Brother of late Israeli soldier Oron Shaul seen at a protest tent outside the Prime Minister Benjamin Netanyahu's residence in Jerusalem on June 30, 2016. The sign reads 'Returning Oron.' (Photo by Yonatan Sindel/Flash90)
Brother of late Israeli soldier Oron Shaul seen at a protest tent outside the Prime Minister’s Residence in Jerusalem on June 30, 2016. The sign reads ‘Returning Oron.’ (Yonatan Sindel/Flash90)

But said his office: “Despite the report in Channel 10, Defense Minister Avigdor Liberman did not discuss the topic of returning the bodies of soldiers Oron Shaul and Hadar Goldin today or in recent days.”

However, it added, “Minister Liberman has always been opposed to prisoner deals of the sort done until today. As a reminder, Minister Liberman voted against the Shalit deal.” IDF soldier Gilad Shalit was returned to Israel in 2011, ending his five-year captivity in Gaza, in exchange for the release of 1,027 Palestinian prisoners.

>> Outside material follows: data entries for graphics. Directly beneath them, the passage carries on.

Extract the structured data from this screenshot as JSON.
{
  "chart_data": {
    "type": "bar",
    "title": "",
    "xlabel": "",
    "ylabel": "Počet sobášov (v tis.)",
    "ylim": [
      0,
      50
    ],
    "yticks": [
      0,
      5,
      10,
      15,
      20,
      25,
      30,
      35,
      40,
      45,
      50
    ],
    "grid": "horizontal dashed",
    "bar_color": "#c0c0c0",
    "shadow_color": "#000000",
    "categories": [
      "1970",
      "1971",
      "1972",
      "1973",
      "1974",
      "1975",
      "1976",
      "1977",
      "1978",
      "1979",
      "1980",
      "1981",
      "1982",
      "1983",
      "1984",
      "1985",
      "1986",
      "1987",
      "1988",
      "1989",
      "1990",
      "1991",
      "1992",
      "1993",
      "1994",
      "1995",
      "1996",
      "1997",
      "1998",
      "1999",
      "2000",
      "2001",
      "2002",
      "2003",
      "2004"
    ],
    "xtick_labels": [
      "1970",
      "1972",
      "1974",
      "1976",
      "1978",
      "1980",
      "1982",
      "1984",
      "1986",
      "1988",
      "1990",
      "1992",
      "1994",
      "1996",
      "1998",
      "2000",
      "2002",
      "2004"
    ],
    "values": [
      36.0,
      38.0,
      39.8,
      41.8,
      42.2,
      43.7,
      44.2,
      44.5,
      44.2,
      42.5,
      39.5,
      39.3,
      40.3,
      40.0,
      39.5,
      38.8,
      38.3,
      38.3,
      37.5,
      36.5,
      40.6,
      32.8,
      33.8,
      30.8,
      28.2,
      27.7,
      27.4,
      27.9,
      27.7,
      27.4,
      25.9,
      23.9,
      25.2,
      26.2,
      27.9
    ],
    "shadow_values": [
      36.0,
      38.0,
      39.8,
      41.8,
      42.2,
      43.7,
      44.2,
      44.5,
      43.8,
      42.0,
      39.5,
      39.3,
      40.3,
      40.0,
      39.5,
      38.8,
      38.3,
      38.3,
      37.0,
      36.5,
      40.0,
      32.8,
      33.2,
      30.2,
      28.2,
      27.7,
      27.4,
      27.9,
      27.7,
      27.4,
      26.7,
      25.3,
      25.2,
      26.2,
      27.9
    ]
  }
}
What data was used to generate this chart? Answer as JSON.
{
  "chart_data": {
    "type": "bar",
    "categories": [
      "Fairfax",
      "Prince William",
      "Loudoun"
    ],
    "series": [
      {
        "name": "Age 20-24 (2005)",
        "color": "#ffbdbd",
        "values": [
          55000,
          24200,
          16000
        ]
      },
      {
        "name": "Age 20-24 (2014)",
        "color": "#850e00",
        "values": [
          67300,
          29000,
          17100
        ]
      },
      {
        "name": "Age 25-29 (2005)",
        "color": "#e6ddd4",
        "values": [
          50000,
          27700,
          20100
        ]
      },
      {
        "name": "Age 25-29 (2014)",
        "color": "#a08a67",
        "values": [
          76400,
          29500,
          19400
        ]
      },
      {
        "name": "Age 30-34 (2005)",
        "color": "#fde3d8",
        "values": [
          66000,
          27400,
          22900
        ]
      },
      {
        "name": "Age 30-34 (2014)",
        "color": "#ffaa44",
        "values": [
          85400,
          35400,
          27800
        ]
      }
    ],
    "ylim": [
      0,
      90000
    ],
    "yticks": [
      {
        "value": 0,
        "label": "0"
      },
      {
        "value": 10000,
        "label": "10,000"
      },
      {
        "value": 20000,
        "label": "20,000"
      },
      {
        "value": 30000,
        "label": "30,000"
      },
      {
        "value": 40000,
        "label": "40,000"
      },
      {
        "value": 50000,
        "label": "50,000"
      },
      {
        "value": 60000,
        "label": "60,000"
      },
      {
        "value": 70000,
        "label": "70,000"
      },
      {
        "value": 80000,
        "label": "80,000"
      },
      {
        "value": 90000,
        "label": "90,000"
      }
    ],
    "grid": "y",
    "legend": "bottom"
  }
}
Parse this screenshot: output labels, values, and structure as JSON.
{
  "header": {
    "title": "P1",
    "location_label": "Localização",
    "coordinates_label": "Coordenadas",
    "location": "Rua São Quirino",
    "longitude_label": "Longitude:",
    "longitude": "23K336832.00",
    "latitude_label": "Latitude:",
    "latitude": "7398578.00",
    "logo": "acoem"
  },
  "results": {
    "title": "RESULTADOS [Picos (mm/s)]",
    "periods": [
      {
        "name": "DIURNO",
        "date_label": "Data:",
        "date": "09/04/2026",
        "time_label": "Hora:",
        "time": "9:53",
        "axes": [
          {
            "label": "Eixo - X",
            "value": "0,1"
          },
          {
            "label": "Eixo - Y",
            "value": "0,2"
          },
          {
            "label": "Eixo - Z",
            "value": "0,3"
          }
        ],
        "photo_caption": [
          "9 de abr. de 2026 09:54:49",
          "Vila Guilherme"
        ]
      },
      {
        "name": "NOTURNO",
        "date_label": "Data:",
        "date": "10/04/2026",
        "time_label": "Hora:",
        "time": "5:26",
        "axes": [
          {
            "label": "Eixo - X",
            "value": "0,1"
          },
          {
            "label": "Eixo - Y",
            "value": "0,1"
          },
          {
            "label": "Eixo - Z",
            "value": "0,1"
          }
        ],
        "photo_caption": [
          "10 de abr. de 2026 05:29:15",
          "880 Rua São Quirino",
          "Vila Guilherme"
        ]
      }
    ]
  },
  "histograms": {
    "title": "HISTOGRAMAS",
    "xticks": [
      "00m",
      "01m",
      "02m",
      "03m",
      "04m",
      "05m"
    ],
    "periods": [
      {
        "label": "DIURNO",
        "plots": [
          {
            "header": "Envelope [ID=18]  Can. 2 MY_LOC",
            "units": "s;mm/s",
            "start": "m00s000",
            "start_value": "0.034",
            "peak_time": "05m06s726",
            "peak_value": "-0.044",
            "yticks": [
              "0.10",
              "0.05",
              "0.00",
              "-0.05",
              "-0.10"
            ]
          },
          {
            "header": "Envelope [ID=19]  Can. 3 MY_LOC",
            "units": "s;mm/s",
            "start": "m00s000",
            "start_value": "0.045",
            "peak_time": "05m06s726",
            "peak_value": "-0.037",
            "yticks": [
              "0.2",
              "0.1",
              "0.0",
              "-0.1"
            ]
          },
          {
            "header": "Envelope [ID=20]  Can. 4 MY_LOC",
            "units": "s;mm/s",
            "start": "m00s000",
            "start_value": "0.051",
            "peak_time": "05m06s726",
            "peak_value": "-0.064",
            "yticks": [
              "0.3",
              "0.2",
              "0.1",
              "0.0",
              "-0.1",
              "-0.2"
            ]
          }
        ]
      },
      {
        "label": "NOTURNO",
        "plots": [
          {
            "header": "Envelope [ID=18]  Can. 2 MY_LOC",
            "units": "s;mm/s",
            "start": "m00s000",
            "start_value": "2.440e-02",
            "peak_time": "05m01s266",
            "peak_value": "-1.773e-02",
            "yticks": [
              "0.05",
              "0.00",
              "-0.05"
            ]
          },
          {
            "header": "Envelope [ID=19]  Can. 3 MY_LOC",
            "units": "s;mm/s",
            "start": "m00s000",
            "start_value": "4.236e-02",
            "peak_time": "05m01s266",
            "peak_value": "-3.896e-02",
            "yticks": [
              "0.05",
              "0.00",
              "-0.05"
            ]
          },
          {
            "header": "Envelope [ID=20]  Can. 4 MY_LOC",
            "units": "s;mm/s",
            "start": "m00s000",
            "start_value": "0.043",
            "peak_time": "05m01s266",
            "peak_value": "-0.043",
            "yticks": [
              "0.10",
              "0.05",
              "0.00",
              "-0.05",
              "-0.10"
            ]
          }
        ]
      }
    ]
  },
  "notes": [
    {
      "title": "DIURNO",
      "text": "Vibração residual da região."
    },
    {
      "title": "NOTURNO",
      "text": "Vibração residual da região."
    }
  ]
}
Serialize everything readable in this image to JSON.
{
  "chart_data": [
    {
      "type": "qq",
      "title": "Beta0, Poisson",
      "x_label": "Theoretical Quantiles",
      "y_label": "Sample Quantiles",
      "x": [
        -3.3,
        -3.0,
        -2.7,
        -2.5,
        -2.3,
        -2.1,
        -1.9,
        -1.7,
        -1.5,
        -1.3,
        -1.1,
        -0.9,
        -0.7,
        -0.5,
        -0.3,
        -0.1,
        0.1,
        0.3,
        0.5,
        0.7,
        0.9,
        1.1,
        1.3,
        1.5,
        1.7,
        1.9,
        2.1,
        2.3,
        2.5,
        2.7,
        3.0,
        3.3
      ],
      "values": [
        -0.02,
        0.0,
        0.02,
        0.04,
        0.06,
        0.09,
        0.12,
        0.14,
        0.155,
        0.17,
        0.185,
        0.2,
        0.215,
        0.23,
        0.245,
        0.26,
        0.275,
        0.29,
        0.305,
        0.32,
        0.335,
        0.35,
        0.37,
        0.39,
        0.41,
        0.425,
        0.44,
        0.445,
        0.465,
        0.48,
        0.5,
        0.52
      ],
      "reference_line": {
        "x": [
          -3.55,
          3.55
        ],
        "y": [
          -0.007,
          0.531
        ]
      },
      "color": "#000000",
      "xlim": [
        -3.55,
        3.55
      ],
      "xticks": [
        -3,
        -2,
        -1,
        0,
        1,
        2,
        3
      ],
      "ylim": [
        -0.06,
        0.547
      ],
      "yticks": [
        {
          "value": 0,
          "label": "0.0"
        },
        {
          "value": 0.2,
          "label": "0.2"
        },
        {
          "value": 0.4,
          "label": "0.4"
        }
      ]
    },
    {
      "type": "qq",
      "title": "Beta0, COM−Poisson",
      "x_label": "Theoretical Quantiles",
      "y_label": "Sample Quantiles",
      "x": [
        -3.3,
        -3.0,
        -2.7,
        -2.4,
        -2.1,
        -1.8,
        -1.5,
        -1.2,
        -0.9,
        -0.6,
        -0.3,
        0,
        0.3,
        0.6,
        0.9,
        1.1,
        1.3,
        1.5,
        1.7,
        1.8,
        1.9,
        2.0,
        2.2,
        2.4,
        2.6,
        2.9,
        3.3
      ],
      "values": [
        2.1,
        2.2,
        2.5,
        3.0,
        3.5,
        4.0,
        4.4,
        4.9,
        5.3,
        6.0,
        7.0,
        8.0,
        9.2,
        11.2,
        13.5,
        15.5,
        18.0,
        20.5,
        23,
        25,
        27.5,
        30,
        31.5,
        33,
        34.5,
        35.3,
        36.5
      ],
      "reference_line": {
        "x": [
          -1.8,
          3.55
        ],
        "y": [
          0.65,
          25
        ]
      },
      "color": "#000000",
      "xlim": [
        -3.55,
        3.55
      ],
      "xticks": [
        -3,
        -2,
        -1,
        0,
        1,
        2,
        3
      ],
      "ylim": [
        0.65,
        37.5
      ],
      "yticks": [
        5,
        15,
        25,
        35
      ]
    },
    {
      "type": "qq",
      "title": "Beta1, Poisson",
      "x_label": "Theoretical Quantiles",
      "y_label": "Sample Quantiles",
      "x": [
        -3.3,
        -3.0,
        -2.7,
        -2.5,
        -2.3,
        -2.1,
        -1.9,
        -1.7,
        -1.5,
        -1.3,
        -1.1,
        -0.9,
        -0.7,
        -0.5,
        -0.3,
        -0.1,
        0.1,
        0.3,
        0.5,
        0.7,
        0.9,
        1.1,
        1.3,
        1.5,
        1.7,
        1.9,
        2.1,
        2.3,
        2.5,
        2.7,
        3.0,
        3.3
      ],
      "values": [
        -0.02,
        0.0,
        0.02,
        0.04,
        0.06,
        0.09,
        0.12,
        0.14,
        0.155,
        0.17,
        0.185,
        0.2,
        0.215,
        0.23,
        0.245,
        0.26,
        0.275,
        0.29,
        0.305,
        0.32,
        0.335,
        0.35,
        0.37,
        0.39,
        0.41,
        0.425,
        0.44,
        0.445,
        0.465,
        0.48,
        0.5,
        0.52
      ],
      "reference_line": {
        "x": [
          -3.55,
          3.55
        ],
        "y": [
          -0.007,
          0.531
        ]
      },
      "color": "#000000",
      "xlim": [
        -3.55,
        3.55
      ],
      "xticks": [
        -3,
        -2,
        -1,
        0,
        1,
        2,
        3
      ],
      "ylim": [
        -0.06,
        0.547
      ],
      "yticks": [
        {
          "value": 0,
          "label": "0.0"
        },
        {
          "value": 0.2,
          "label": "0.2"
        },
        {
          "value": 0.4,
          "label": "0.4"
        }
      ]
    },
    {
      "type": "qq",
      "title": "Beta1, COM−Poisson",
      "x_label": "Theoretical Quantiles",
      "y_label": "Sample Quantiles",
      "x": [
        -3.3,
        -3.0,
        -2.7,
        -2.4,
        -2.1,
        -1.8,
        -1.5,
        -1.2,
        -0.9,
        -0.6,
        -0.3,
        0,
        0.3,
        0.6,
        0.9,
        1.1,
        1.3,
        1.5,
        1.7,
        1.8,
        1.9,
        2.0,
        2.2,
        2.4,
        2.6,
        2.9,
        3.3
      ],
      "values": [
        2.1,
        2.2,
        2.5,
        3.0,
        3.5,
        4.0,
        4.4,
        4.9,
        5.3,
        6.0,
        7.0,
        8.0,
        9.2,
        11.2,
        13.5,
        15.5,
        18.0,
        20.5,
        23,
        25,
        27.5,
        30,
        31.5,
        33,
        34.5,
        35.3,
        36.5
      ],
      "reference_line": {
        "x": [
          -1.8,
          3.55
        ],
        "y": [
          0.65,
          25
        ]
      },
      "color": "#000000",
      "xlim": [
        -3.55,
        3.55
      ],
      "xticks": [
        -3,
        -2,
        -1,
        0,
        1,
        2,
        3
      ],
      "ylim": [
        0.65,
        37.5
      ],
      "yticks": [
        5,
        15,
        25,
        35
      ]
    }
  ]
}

Prime Minister Benjamin Netanyahu has repeatedly promised to return the remains of Goldin and Shaul, asking representatives from the United Nations and other countries for help.

Reports that Hamas was interested in negotiating the release of hundreds of Palestinian prisoners held in Israel in exchange for the remains, along with two Israeli citizens believed held in the Strip, came to light in early July.

“Hamas wants a Shalit 2 deal, with the release of hundreds of prisoners,” the Hebrew daily Yedioth Ahronoth quoted an unnamed senior Israeli official as saying.

Senior Hamas official Salah Bardawil flatly denied the report and claimed there was no contact of any sort between the two sides regarding prisoners, Yedioth’s sister website Ynet reported.

Israel and Hamas do not officially maintain direct contact, and any deal would have to be mediated by international parties, as in previous negotiations with the terror group and with the Lebanon-based Hezbollah.